The look he gave me voiced quite clearly his doubts. I could read it on his face: Does she want me to leave? Yet what he said was, "But then you'll be eating alone."
Ah, he was fishing. It was a lopsided relationship, to be sure. Per the nature of our work, I now knew a great deal about him, but he knew very little about me.
"I don't mind," I told him, which was true.
"I feel responsible for you," he said. He was in the kitchenette by then, pawing through the refrigerator which had been stocked for me. I wondered then if he'd planned it, having had all the provisions placed. There was even wine . . . hence the forthcoming Communion.
He was a good cook, and I said so as we sat at the tiny table. "You don't have to sound so surprised," he said.
"But where did you learn?" I asked. "When? Why?" I was looking over my shoulder at the sofa; had I left my notebook there?
"Just eat," he said to me. "Stop being a writer for a minute and . . ."
I settled and returned my attention to the meal, though I silently promised myself I wouldn't forget to write it down later.
"I like food is all," he went on. "And I find it, what's the word? Cathartic to cook."
That was worth exploring, but I clamped my teeth together and made another mental note. The rest of the meal passed in wine and pleasantries, with him doing some prodding of his own now and then as he tried to get a bigger picture of me. At the time I would have likened it to him blowing dust off ruins, excavating, but now I see it more as the laying of a foundation. It was like creating a breezeway between two standing structures. Or—more cliché—building a bridge.
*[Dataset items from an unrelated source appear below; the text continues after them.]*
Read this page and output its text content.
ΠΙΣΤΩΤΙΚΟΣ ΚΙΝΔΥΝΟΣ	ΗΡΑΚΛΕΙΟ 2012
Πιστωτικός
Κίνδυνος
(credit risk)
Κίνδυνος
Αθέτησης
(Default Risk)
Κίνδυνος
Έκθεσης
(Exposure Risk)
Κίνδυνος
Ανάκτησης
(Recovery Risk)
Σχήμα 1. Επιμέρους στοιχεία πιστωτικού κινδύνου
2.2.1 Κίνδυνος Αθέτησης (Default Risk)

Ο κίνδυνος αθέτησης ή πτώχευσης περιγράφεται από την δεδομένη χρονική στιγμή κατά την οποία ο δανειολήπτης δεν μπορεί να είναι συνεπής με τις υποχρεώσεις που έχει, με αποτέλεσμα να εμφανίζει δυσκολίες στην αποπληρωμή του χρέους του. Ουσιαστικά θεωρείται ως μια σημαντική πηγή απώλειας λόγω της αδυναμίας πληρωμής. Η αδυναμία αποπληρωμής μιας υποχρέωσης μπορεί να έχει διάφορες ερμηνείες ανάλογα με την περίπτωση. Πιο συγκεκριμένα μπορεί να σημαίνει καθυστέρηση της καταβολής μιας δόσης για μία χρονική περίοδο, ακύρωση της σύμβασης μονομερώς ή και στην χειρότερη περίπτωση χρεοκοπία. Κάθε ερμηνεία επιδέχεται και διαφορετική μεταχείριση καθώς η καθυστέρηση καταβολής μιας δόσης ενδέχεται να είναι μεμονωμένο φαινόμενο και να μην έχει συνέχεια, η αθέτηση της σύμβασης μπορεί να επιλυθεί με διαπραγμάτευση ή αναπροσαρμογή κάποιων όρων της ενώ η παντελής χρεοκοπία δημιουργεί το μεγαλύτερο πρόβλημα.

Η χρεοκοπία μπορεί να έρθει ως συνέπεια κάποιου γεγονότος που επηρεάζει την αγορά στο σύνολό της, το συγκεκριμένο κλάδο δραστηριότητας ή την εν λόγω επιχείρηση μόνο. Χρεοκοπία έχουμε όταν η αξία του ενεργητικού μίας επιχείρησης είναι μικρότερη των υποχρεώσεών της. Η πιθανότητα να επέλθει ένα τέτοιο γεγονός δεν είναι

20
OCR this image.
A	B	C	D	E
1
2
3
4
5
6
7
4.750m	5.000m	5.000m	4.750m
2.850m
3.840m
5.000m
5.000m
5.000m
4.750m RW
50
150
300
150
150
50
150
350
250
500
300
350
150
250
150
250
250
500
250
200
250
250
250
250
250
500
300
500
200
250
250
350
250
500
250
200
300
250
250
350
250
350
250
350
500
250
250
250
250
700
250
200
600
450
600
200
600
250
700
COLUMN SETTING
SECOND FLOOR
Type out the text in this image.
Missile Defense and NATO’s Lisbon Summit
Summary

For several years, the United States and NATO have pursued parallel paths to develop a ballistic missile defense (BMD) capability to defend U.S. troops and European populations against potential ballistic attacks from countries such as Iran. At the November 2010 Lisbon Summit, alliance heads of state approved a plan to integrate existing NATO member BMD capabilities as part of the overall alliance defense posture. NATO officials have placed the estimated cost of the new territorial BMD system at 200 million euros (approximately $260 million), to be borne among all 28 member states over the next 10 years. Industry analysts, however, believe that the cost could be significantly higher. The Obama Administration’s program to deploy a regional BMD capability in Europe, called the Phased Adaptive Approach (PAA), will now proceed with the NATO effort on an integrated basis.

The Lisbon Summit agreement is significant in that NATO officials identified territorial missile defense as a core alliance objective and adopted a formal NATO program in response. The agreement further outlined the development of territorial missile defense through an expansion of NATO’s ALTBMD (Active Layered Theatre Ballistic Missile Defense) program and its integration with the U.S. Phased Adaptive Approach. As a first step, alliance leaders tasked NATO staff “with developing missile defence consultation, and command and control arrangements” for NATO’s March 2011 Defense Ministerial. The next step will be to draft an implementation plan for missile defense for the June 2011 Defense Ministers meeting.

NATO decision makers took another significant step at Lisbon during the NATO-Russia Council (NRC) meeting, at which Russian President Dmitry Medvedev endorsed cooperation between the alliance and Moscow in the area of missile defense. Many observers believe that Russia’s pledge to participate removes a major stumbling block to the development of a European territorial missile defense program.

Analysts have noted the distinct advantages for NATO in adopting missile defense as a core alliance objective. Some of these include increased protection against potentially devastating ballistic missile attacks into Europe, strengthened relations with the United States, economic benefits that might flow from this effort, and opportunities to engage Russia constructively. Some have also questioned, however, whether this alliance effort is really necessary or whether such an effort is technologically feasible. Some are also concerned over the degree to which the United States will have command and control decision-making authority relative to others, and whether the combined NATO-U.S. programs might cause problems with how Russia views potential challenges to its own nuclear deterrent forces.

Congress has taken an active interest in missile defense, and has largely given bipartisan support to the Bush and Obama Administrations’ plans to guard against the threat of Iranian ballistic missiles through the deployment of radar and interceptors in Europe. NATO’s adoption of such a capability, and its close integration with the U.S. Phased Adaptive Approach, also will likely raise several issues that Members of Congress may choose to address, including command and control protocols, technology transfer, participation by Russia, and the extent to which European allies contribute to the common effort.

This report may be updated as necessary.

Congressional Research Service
I have no head for wine, but he kept refilling my glass. And it was very good wine. I'm no connoisseur, but I know what I like, and this wine I liked. I have a terrible feeling I may have gone a bit Belloq from Raiders, but then he never pulled a knife on me, and I was clearheaded enough about everything as it happened. We went from the table to the sofa and eventually to the bed, where our yoked patience paid off in the form of a very long night.
To say two halves of a whole is also cliché, but the first time he stopped and his breath caught, and that was it exactly—we were puzzle pieces that had found our mates. Neither of us was inclined to move for a moment for fear of losing that feeling of being completely whole, a feeling I'd never had with anyone before or since. But then nature took over, and we quickly found a matching rhythm. It was after that he said it had felt like Holy Communion. Not laughingly, though it sounds silly now, but quite seriously.
After that night we became devout Catholics.